[CWI] User certificate registry=path to directory
Each registration file is named by the SHA-1 fingerprint of the certificate it represents, which is a string of hexadecimal digits that uniquely identifies a certificate. The contents are in ini-file format, and contain a single section, also named by the fingerprint. Within that section are one or more name=value pairs. The supported names and their corresponding values are:
| Name | Value | Comments |
|---|---|---|
| user | user ID associated with the certificate | Required. Provides the user ID to which the certificate is mapped. |
| cwi | "yes" or "no" | If present and set to "no", the mapping cannot be used by the CICS Web Interface feature. |
| dcas | "yes" or "no" | If present and set to "no", the mapping cannot be used by the Digital Certificate Authentication Service. Typically DCAS would be used for this purpose as part of TN3270 automatic signon through the ELF feature. |
The optional cwi and dcas settings let you restrict how a certificate mapping is used. These settings take effect the first time the mapping is used after the region has been started.
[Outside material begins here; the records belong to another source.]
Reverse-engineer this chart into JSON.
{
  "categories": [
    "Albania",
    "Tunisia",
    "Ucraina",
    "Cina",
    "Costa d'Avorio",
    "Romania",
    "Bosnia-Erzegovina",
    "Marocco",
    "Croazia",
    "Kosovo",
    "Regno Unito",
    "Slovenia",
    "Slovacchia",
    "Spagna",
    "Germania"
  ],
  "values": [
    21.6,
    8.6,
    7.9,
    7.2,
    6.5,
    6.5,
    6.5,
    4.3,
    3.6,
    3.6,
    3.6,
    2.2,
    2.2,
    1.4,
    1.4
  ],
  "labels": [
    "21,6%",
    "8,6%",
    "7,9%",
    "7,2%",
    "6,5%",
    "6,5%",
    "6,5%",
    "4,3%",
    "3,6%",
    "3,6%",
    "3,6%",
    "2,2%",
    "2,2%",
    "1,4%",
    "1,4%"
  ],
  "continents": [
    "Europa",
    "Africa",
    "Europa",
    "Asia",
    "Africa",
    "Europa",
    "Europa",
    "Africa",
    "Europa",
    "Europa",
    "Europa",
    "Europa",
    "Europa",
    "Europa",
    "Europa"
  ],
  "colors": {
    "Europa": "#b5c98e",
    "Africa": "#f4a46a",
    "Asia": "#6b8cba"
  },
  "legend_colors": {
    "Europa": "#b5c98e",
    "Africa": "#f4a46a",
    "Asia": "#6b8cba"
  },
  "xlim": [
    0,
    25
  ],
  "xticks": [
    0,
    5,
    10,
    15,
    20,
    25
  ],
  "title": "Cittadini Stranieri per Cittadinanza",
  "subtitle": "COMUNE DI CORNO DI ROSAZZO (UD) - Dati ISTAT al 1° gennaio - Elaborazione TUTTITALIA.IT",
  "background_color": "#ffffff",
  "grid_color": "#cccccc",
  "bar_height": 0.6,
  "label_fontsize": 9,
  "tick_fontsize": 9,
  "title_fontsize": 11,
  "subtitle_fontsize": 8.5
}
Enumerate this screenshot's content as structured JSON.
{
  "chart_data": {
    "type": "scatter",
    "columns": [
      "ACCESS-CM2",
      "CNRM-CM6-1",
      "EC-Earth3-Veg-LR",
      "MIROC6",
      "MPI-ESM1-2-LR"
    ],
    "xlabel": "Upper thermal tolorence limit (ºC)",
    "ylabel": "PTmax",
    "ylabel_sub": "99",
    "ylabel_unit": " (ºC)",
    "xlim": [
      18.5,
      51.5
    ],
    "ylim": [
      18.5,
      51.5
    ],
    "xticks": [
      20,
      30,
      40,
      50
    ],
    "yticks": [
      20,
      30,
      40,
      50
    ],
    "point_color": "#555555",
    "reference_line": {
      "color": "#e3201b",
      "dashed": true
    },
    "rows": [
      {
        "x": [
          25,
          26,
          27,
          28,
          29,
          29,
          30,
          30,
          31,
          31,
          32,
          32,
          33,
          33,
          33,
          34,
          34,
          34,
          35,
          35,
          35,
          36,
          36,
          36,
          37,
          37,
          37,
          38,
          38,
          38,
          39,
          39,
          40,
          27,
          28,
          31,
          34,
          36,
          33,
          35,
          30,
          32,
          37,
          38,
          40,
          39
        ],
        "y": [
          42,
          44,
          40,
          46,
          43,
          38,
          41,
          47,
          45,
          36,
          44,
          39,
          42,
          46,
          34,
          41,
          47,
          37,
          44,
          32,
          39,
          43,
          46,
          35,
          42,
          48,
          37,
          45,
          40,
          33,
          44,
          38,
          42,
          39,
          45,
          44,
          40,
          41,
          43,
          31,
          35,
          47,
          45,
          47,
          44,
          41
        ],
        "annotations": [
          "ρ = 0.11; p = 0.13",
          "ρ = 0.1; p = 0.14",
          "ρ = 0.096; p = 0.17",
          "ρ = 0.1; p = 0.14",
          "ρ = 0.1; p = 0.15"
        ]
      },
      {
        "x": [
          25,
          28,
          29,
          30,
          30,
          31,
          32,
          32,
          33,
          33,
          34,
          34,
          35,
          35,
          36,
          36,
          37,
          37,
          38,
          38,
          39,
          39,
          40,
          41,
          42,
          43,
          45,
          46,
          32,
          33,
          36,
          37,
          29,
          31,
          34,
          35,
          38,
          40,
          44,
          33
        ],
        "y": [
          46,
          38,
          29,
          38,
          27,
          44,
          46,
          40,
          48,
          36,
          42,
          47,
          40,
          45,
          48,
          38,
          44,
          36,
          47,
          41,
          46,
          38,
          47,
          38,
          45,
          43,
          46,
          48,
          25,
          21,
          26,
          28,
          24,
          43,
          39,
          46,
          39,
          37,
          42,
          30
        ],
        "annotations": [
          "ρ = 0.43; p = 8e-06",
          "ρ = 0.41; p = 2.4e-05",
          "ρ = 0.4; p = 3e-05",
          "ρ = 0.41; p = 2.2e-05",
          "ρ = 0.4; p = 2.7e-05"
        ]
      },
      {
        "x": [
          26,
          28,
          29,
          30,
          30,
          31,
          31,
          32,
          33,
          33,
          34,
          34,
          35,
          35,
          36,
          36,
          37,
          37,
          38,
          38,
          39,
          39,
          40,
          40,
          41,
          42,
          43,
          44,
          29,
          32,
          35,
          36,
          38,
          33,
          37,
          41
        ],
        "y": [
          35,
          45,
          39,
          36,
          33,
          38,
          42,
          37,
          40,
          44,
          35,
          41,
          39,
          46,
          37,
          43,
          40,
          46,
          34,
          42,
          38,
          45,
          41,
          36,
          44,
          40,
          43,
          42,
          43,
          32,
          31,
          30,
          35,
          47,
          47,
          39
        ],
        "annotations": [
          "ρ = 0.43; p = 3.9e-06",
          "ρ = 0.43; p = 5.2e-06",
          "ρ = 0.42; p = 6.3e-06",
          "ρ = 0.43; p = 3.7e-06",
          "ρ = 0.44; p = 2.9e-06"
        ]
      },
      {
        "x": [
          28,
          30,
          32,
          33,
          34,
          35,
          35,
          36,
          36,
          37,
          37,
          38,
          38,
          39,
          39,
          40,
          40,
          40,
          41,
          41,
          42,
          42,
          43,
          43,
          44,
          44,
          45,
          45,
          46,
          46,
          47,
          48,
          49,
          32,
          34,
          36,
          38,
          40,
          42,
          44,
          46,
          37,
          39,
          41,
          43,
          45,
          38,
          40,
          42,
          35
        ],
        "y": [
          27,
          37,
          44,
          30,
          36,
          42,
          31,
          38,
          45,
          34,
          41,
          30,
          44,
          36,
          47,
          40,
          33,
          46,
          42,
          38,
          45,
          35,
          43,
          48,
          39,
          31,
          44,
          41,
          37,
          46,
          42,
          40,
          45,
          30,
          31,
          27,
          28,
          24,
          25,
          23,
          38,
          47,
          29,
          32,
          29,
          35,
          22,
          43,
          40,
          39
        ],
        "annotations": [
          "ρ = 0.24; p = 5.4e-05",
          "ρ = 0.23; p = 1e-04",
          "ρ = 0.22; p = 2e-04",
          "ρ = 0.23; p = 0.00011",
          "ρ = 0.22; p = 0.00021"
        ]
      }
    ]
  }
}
Some comment lines might also be included. These begin with a semicolon (";") character. The cascertreg utility inserts comments that state when the file was created, and (for cascertreg version 1.3 or later) the issuer and subject distinguished names of the certificate, for reference.
These files can be edited and deleted manually, and it is possible to create them if you have some understanding of certificates and access to a tool such as OpenSSL. Normally, however, the files are created either by Enterprise Server (using AUTOREGISTER, as described in a previous section) or with the cascertreg utility.
Deleting a certificate registration file forces the owner of that certificate to re-register the first time the certificate is used, after the region has been restarted. Currently, there is no way to instruct a running region to remove a registration it has already loaded from the directory.